This post is a guest publication written by Saba El-Hilo, a Senior Data Engineer at Mapbox. A version of this post first appeared as a Mapbox devlog.
On a daily basis, Mapbox collects over 300 million miles of anonymized location data from our mobile (iOS and Android) SDKs. We use this data to compute speed estimates for a given time and road generated from historical observations, which answer questions like: what is the expected speed on Market St. in San Francisco on Friday at noon?
At Mapbox, we use Apache Spark on Qubole which allows us to take advantage of distributed data processing to calculate 30 billion speed estimates a week for the entire world’s road network. In this post I’ll walk you through how we were able to do that.
Calculating speed estimates
Telemetry events collected from our SDKs are anonymized, privacy-filtered, and chained into traces which contain coordinate information like longitude and latitude. Eventually, distance, duration, speed, and heading information are derived from consecutive coordinates and are referred to as speed probes.
Probes generated from the traces are matched against the entire world’s road network. At the end of the matching process we are able to assign each trace an average speed, a 5-minute time bucket and a road segment. Matches on the same road that fall within the same 5-minute time bucket are aggregated to create a speed histogram. Finally, we estimate a speed for each aggregated histogram, which represents our prediction of what a driver will experience on a road at a given time of the week.
So much data
Matching all the telemetry traces against the entire world’s road network on a daily basis and aggregating historical observations to get to one speed estimate for a road per 5-minute time interval for every day of the week: You’re probably wondering “wow that must be a ton of data to churn through, but how much really?”

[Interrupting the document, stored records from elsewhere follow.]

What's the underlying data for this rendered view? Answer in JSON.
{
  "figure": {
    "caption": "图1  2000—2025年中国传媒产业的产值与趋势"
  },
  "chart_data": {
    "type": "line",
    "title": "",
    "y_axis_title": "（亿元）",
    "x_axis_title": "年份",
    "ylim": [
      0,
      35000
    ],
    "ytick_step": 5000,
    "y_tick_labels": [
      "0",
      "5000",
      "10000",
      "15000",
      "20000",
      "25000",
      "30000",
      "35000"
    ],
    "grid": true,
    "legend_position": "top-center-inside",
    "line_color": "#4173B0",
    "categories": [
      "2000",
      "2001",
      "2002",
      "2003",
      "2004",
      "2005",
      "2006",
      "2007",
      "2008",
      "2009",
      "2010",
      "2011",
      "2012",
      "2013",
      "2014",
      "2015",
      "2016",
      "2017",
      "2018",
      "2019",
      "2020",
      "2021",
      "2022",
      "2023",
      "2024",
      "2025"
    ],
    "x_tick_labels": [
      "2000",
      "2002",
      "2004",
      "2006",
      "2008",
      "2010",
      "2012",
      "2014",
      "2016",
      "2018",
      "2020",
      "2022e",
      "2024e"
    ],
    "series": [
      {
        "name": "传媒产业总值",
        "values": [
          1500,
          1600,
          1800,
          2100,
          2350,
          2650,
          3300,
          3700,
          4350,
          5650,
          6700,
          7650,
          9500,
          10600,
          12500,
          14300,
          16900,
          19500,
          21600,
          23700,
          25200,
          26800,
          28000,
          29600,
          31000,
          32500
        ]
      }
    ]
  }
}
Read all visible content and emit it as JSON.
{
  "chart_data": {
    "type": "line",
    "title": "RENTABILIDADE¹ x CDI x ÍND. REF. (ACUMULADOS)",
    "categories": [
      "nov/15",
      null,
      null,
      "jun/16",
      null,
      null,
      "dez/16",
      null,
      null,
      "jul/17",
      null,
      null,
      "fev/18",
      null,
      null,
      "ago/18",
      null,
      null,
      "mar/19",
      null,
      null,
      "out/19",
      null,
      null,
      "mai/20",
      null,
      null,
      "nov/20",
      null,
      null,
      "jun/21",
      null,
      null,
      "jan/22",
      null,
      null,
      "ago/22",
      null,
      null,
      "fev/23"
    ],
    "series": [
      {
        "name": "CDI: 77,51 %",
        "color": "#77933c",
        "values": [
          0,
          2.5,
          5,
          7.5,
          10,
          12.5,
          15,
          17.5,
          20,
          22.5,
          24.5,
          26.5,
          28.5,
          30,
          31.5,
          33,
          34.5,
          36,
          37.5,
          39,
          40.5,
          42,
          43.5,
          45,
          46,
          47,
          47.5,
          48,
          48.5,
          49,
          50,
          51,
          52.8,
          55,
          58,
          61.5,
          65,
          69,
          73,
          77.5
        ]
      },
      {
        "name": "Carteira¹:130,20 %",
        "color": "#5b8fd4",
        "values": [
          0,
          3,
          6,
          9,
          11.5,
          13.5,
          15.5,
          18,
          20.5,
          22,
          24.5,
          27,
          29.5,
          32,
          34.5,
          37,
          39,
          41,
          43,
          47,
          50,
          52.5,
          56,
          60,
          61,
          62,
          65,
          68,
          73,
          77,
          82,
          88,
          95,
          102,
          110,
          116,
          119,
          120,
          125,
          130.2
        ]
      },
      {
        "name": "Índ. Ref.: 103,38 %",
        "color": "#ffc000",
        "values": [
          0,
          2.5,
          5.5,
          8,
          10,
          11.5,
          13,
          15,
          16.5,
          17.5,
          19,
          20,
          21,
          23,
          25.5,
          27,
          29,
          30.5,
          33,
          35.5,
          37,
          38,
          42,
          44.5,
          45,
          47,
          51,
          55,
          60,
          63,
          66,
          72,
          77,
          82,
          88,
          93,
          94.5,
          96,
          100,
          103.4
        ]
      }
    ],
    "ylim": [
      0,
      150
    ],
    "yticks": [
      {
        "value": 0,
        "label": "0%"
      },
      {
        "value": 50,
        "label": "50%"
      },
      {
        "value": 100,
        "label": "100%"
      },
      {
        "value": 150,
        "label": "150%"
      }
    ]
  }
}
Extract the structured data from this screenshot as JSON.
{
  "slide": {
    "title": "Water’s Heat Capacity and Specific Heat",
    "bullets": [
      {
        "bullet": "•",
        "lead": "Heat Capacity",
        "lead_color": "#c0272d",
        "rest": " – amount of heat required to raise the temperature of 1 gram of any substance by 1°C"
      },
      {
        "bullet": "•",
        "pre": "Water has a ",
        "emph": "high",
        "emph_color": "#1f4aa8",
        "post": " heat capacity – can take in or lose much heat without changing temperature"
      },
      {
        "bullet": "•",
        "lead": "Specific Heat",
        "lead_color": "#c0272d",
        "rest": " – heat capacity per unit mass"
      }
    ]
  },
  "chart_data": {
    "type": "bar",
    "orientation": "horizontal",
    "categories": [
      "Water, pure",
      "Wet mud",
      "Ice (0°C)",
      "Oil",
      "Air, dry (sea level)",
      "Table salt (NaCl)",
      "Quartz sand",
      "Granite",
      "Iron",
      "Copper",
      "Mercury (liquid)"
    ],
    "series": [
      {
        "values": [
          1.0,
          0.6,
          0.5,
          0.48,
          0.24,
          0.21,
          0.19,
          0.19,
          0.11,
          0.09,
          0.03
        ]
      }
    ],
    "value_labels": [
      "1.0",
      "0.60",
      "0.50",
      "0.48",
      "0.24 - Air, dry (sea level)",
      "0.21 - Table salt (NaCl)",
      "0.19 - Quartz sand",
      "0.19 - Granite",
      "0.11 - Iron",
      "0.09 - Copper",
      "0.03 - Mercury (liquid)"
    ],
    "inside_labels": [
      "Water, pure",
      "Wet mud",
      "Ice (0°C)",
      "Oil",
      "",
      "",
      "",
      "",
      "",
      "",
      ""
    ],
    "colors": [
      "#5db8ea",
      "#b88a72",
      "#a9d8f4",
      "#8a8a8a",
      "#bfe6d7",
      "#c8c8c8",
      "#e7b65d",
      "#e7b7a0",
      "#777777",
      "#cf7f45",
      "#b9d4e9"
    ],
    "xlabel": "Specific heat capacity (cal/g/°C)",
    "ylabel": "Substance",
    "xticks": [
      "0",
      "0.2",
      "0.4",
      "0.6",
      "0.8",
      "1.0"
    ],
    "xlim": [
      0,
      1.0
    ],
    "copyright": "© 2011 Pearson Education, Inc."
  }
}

On a weekly basis, we match on average 2.2 billion traces to 2.3 billion roads to produce 5.4 billion matches. From the matches, we build 51 billion speed histograms to finally produce 30 billion speed estimates.
Based on the size of the data, the complexity of the transformations and calculations, a pySpark implementation made a lot of sense since Spark provides a framework for large scale distributed computing that allows for fast processing of large datasets.
Data processing pipeline design
The first thing we spent time on was designing the pipeline and schemas of all the different datasets it would produce. In our pipeline, each pySpark application produces a dataset persisted in a hive table readily available for a downstream application to use.
Instead of having one pySpark application execute all the steps (map matching, aggregation, speed estimation, etc.) we isolated each step to its own application. By doing so, we were able to mock dataset fixtures for each individual application which sped up and distributed early development amongst the team. It also made it possible to test and evaluate the results of complex transformations on real production data. Finally, the intermediary datasets allow data scientists to perform model experiments on different components of the pipeline.
We favored normalizing our tables as much as possible and getting to the final traffic profiles dataset through relationships between relevant tables. Normalization allows table schemas to be defined by the application producing the dataset, maintains data integrity and removes data redundancy. Naturally, we kept in mind the option to denormalize if a transformation such as a join became prohibitively expensive.
Partitioning makes querying part of the data faster and easier. We partition all the resulting datasets by both a temporal and spatial dimension.
Using Airflow we are able to easily carry over the spatial partitioning into the pipeline orchestration and run a pipeline per partition instead of the “entire world” at once. This reduces the data size within each pipeline which allows for easier scalability. Allowing for faster development, iteration and frequent testing against production data as you can pick sparser partitions to test the entire pipeline on.
Data is in a skewed state if it is not evenly distributed across partitions or a key. This is a common characteristic of telemetry data as you’re always going to have more data in certain geographical locations over others.
When performing transformations like a join, Spark colocates data according to the evaluation of a partitioning expression. If your data is keyed by a variable that is unevenly distributed, you can end up with a few significantly large partitions.
This is a problem when processing because Spark allocates one task per partition. So, if you have one very large partition, the task processing that partition will take the majority of the time whereas 90%+ of the other tasks complete quickly. Clearly, this defeats the purpose of distributed processing and wastes resources. At the end of the day, you want a reasonable number of tasks that all roughly take the same amount of time to run.
We came across multiple strategies to mitigate data skew:
- Increase the number of partitions: Naively increasing the number of partitions on a data frame using repartition or setting spark.sql.shuffle can help in cases when the data isn’t severely skewed.
- Create a new unique ID: Adding and repartitioning on a unique id column will create balanced partitions, as the hash partitioner will assign each of the rows to partitions independent of the skewed variable.
- Salt the skewed key: In cases where you need to perform a transformation like a join on a skewed key, adding randomization to the key will distribute it more evenly. Start by defining an acceptable batch size and salt all the keys in a batch with the same random integer. Effectively, breaking down large partitions into evenly distributed smaller groups.
Our pySpark pipeline churns through tens of billions of rows on a daily basis and provides us with the ability to iterate, make improvements to our models and evaluate changes quickly.
Working with Spark on Qubole in a project with data at this scale required a deep understanding of Spark internals and an understanding of how the underlying data can significantly affect performance.